Artmaking Can Ease Stress Regardless of Training

New research discovers that creating art can significantly reduce stress-related hormones.

While researchers believe past experience in creating art might amplify the activity’s stress-reducing effects, their results from the study suggest that everyone seems to benefit equally.

“It was surprising, and it also wasn’t,” said Girija Kaimal, Ed.D., assistant professor of creative arts therapies at Drexel University in Philadelphia.

“It wasn’t surprising because that’s the core idea in art therapy: Everyone is creative and can be expressive in the visual arts when working in a supportive setting. That said, I did expect that perhaps the effects would be stronger for those with prior experience.”

The results of the study were published in Art Therapy.

Kendra Ray, a doctoral student under Kaimal, and Juan Muniz, Ph.D., an assistant teaching professor in the Department of Nutrition Sciences, served as co-authors.

Hormones are often used as biological markers to measure the body’s response to stress. In the current study, researchers measured the hormone cortisol through saliva samples.

The higher a person’s cortisol level, the more stressed a person is likely to be.

In the study, 39 adults, ranging from 18 to 59 years old, were invited to participate in 45 minutes of art-making. Cortisol levels were taken before and after the art-making period.

Materials available to the participants included markers and paper, modeling clay, and collage materials. There were no directions given and every participant could use any of the materials they chose to create any work of art they desired.

An art therapist was present during the activity to help if the participant requested any.

Of those who took part in the study, just under half reported that they had limited experience in making art.

The researchers found that 75 percent of the participants’ cortisol levels lowered during their 45 minutes of making art. And while there was some variation in how much cortisol levels lowered, there was no correlation between past art experiences and lower levels.

Written testimonies of their experiences afterward revealed how the participants felt about the creating art.

“It was very relaxing,” one wrote. “After about five minutes, I felt less anxious. I was able to obsess less about things that I had not done or need [ed] to get done. Doing art allowed me to put things into perspective.”

Interestingly, roughly 25 percent of the participants actually registered higher levels of cortisol. Researchers explain that the finding does not necessarily imply a bad outcome.

“Some amount of cortisol is essential for functioning,” Kaimal explained.

“For example, our cortisol levels vary throughout the day — levels are highest in the morning because that gives us an energy boost to us going at the start of the day. It could’ve been that the art-making resulted in a state of arousal and/or engagement in the study’s participants.”

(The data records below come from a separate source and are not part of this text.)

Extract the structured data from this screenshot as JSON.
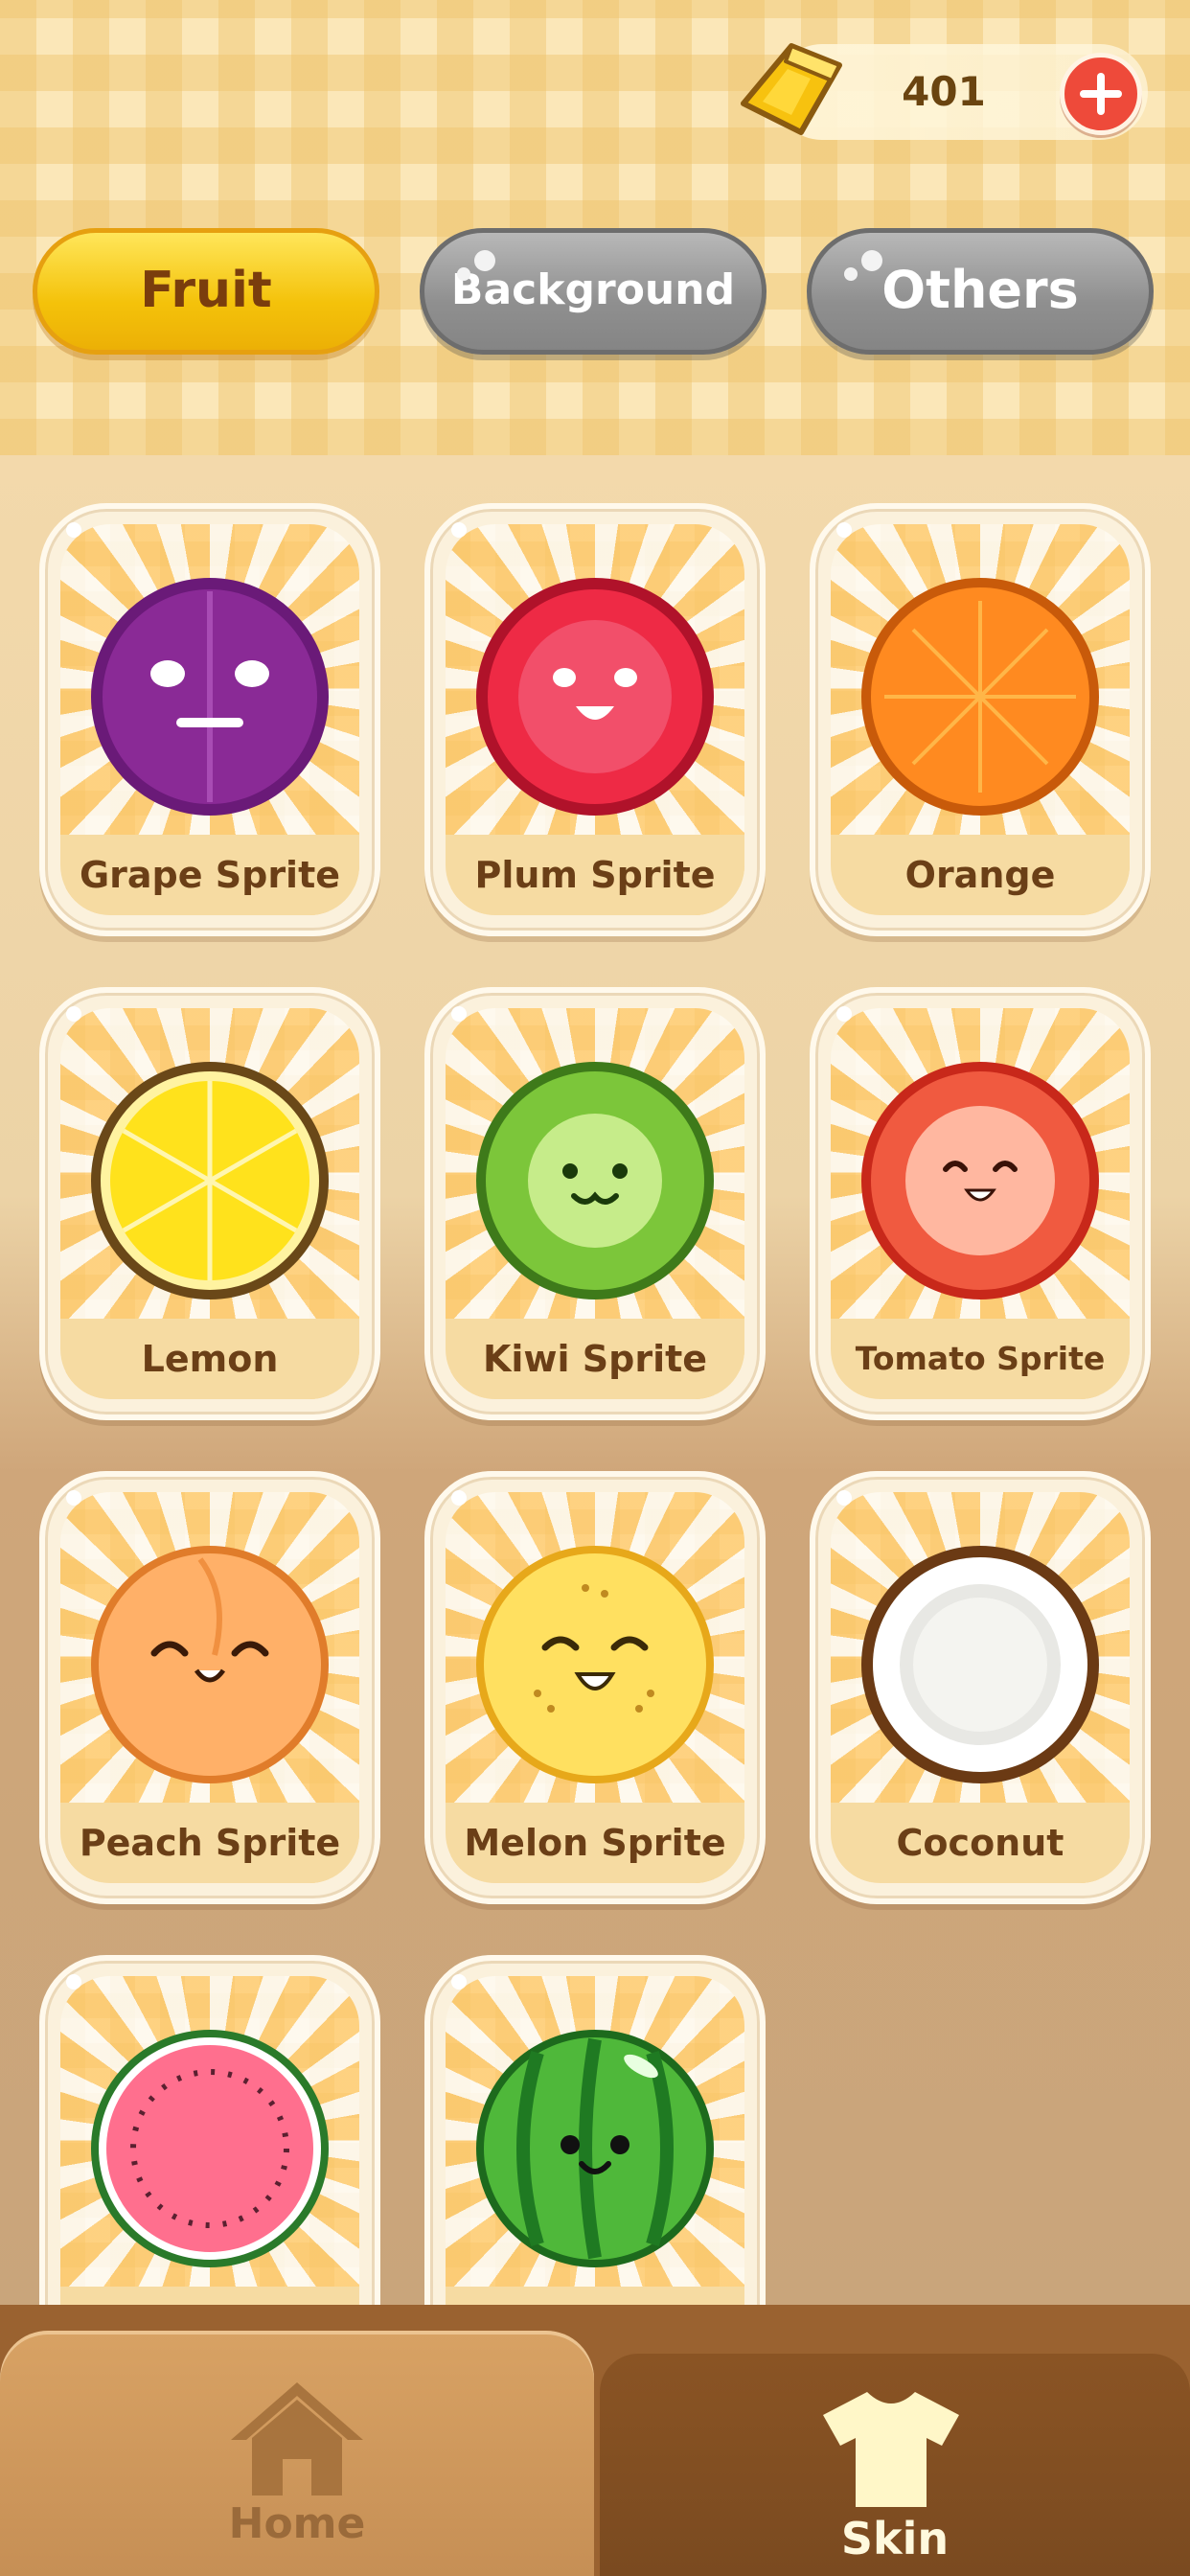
{
  "header": {
    "currency_icon": "gold-bar-icon",
    "currency_amount": "401",
    "add_icon": "plus-icon"
  },
  "tabs": [
    {
      "label": "Fruit",
      "selected": true
    },
    {
      "label": "Background",
      "selected": false
    },
    {
      "label": "Others",
      "selected": false
    }
  ],
  "skins": [
    {
      "name": "Grape Sprite",
      "icon": "grape-sprite-icon"
    },
    {
      "name": "Plum Sprite",
      "icon": "plum-sprite-icon"
    },
    {
      "name": "Orange",
      "icon": "orange-icon"
    },
    {
      "name": "Lemon",
      "icon": "lemon-icon"
    },
    {
      "name": "Kiwi Sprite",
      "icon": "kiwi-sprite-icon"
    },
    {
      "name": "Tomato Sprite",
      "icon": "tomato-sprite-icon"
    },
    {
      "name": "Peach Sprite",
      "icon": "peach-sprite-icon"
    },
    {
      "name": "Melon Sprite",
      "icon": "melon-sprite-icon"
    },
    {
      "name": "Coconut",
      "icon": "coconut-icon"
    },
    {
      "name": "",
      "icon": "watermelon-slice-icon"
    },
    {
      "name": "",
      "icon": "watermelon-sprite-icon"
    }
  ],
  "bottom_nav": {
    "home_label": "Home",
    "home_icon": "house-icon",
    "skin_label": "Skin",
    "skin_icon": "tshirt-icon",
    "active": "Skin"
  },
  "colors": {
    "active_tab": "#f4c20a",
    "inactive_tab": "#8f8f8f",
    "nav_active": "#7a4a20",
    "nav_inactive": "#c68f55"
  }
}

Kaimal and her team believed, going into the study, that the type of art materials used by participants might affect cortisol levels. They thought that the less-structured mediums — using clay or drawing with markers — would result in lower cortisol levels than the structured — collaging.

That, however, wasn’t supported by the results, as no significant correlation was found.

The study did find a weak correlation between age and lower cortisol levels. Younger participants exhibited consistently lower cortisol levels after they’d created art.

Those results made Kaimal wonder about how young college students and high school students deal with the stress that comes from academia — and how creative arts can help.

“I think one reason might be that younger people are developmentally still figuring out ways to deal with stress and challenges, while older individuals — just from having lived life and being older — might have more strategies to problem-solve and manage stress more effectively,” Kaimal said.

As a result of the findings, Kaimal plans to extend the study to explore whether “creative self- expression in a therapeutic environment can help reduce stress.”

In that study, other biomarkers like alpha amylase and oxytocin will also be measured to give a more comprehensive picture.

Additionally, Kaimal also plans to study how visual arts-based expression affects end-of-life patients and their caregivers.

“We want to ultimately examine how creative pursuits could help with psychological well-being and, therefore, physiological health, as well,” she said.